Further on, one can understand the significance of the refugees (prosfighas) and their immense importance in the process of "national homogenisation" of the young Greek state. Actually, Anastasia's father was a Turkish-speaking prosfighas himself, compulsory evacuated to Greece in the wake of the Asia Minor War in 1922. His life had been deeply affected by the Greek nation-building process. And, although after his settling in the region of Macedonia he had acquired some sense of belonging to the Greek collectivity, yet every evening he would tune his short-wave radio to an Istanbul station and sing along with the slow Turkish songs, explaining to his little daughter their verses. From the comprehensive analysis about the colonisation of this part of the country it becomes clear that the Greek nation, particularly in the regions of Southern Macedonia and Thrace, has derived from profoundly diverse ethnic and cultural backgrounds. The next method that had accelerated this process of state sponsored assimilation was the so called "voluntary resettlement" of the native population, mainly to Turkey and Bulgaria, but also to the East-European countries during and after the Greek Civil War.

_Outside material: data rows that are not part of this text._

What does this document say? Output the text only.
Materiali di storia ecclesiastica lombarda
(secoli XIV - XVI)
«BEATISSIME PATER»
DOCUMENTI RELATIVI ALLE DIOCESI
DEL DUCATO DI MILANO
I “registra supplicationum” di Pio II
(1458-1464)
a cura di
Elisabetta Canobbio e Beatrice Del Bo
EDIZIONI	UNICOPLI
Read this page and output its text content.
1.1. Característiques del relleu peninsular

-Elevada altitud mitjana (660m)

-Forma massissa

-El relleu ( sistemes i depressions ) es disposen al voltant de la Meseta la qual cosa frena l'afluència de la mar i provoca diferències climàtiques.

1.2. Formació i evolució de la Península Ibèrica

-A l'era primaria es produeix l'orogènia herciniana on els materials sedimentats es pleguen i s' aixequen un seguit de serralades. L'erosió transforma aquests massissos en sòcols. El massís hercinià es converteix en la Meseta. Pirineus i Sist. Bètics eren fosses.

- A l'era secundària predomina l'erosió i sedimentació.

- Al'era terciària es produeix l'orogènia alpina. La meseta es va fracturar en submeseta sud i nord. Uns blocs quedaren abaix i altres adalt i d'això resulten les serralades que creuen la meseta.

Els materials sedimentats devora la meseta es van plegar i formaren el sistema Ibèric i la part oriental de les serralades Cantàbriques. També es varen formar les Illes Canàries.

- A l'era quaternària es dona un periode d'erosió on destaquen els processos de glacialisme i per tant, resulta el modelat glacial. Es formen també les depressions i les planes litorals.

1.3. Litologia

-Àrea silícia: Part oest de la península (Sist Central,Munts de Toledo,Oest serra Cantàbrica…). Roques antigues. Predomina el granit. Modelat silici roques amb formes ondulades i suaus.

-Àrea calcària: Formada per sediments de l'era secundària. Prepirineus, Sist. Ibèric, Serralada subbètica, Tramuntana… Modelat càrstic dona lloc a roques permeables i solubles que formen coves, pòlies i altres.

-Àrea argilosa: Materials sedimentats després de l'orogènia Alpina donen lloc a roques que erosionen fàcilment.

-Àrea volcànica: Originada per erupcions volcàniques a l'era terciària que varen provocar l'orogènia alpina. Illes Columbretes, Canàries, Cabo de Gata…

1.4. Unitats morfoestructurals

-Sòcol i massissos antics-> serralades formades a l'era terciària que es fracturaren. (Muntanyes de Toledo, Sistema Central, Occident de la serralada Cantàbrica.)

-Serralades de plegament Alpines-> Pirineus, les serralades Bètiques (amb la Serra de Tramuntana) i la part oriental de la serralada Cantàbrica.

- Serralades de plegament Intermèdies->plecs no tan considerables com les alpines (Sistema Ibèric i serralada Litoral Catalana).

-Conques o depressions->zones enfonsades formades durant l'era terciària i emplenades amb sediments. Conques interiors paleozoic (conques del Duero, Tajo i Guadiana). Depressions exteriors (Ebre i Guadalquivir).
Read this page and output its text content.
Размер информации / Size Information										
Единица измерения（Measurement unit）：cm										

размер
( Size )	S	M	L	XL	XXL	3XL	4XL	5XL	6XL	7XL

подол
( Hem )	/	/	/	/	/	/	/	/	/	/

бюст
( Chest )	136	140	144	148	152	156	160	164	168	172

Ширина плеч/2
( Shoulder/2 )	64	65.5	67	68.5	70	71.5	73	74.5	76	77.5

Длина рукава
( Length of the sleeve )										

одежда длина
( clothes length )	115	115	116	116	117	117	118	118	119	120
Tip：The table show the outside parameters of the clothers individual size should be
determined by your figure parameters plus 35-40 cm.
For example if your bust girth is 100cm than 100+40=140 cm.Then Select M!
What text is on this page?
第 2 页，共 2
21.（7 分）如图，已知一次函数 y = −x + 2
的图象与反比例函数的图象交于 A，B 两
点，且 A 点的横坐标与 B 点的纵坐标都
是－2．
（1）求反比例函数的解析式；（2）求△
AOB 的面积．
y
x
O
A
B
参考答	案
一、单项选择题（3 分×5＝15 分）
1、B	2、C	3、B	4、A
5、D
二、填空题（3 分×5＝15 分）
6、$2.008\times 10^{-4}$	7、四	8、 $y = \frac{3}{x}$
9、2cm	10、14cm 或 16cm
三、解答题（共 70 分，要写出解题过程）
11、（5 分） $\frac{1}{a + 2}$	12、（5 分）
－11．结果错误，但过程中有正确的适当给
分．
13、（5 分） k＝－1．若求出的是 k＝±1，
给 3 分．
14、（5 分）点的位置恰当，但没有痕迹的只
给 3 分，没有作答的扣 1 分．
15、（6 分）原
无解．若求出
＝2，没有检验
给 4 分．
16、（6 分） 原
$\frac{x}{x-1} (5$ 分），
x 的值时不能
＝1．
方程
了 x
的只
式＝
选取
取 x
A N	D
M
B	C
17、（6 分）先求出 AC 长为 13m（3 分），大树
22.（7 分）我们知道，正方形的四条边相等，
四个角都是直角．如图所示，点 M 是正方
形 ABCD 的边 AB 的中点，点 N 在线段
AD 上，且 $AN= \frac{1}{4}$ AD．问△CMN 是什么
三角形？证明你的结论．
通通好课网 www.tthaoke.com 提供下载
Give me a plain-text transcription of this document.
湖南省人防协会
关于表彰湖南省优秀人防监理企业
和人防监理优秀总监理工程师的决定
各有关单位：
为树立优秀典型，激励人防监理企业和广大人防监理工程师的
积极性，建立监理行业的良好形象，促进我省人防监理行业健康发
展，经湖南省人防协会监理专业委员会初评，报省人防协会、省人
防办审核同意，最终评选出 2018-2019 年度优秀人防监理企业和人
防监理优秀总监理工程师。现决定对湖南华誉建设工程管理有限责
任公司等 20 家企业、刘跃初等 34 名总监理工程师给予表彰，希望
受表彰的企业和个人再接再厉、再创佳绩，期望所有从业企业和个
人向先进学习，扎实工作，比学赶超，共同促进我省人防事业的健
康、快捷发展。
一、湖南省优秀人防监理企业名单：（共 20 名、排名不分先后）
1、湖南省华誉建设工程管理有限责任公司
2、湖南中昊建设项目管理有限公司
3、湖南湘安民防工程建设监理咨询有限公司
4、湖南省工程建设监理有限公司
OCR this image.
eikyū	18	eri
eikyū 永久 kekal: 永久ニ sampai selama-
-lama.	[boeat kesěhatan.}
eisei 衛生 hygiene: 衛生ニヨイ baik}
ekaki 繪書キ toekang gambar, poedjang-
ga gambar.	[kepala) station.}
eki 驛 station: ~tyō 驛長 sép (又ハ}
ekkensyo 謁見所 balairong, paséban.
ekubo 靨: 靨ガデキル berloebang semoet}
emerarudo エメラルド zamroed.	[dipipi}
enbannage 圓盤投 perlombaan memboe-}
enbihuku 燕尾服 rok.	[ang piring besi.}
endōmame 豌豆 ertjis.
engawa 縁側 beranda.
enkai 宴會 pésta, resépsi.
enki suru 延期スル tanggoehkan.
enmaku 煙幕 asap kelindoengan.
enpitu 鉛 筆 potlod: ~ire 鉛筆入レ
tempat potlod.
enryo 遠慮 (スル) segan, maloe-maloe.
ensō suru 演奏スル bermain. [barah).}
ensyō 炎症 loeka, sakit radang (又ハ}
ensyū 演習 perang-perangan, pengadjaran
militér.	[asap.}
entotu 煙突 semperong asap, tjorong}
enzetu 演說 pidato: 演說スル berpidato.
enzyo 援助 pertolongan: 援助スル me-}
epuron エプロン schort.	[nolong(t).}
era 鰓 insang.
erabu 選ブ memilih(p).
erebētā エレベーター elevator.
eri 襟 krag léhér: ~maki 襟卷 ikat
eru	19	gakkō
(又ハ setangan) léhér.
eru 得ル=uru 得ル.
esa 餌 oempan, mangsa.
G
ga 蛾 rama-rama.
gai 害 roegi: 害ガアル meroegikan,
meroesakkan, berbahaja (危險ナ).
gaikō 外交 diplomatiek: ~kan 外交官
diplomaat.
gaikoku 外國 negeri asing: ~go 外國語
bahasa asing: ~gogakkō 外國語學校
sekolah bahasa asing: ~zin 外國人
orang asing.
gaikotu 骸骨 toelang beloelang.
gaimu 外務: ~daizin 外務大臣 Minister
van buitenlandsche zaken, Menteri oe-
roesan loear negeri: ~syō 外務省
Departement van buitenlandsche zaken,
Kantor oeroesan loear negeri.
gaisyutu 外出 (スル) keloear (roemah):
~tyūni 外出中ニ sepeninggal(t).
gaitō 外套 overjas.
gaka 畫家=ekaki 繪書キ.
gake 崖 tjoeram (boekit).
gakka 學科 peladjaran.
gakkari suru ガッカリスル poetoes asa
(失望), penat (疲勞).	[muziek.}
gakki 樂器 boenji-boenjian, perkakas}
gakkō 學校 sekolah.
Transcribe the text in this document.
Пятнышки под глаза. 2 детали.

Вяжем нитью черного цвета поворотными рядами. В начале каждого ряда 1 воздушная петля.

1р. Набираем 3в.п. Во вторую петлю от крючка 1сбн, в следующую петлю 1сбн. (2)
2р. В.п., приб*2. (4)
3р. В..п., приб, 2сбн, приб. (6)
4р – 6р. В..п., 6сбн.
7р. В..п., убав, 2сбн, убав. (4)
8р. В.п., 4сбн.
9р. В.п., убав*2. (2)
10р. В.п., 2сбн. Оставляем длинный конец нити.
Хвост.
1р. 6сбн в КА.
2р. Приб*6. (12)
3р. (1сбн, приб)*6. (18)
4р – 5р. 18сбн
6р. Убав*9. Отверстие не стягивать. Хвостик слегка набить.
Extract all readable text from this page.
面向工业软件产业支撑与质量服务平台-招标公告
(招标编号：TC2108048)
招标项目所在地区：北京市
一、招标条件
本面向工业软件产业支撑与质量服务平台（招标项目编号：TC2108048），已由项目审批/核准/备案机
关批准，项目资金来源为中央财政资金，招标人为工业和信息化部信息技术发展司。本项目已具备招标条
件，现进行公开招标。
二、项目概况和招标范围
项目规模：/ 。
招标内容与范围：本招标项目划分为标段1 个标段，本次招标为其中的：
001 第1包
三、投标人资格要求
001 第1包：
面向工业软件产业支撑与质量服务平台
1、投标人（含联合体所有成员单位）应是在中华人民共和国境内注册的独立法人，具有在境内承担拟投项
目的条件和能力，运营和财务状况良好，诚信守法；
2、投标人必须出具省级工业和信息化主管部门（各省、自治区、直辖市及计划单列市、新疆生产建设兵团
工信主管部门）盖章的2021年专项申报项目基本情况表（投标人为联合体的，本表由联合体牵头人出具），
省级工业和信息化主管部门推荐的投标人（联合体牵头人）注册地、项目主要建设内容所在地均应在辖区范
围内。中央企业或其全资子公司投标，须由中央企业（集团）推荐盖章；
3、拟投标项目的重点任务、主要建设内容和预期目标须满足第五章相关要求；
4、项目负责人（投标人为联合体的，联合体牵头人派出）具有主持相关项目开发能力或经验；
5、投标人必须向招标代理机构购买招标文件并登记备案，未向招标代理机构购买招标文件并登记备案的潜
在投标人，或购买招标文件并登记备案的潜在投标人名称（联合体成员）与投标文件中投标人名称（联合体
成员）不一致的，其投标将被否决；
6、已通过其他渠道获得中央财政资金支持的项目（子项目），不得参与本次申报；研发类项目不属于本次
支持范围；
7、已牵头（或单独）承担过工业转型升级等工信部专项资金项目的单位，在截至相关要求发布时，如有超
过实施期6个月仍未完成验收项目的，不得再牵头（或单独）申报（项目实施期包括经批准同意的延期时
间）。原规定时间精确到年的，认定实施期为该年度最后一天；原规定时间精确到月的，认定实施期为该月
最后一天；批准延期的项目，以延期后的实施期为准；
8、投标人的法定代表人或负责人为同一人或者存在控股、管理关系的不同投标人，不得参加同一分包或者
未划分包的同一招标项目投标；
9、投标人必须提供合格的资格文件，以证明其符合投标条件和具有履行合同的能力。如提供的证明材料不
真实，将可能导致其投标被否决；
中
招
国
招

All in all, the book represents a well-founded publication about the Hellenization of one small part of Southern (Aegean) Macedonia. Nonetheless, it gives us more than enough evidence to draw the conclusion that Macedonia has never been exclusively Greek. Moreover, at the beginning of the twenty-century, Southern Macedonia was a multiethnic region with an overwhelmingly non-Greek majority. As the Bishop of Florina (Lerin) Augostinos Kandiotis once said "If the hundreds of thousands of refugees had not come to Greece, Greek Macedonia would not exist today". The book is well worth reading. Unravelling the complex social, political and economic processes through which these desperate people become amalgamated within the expansionistic Greek identity, this book provides an important corrective to the developments of the "Macedonian Question".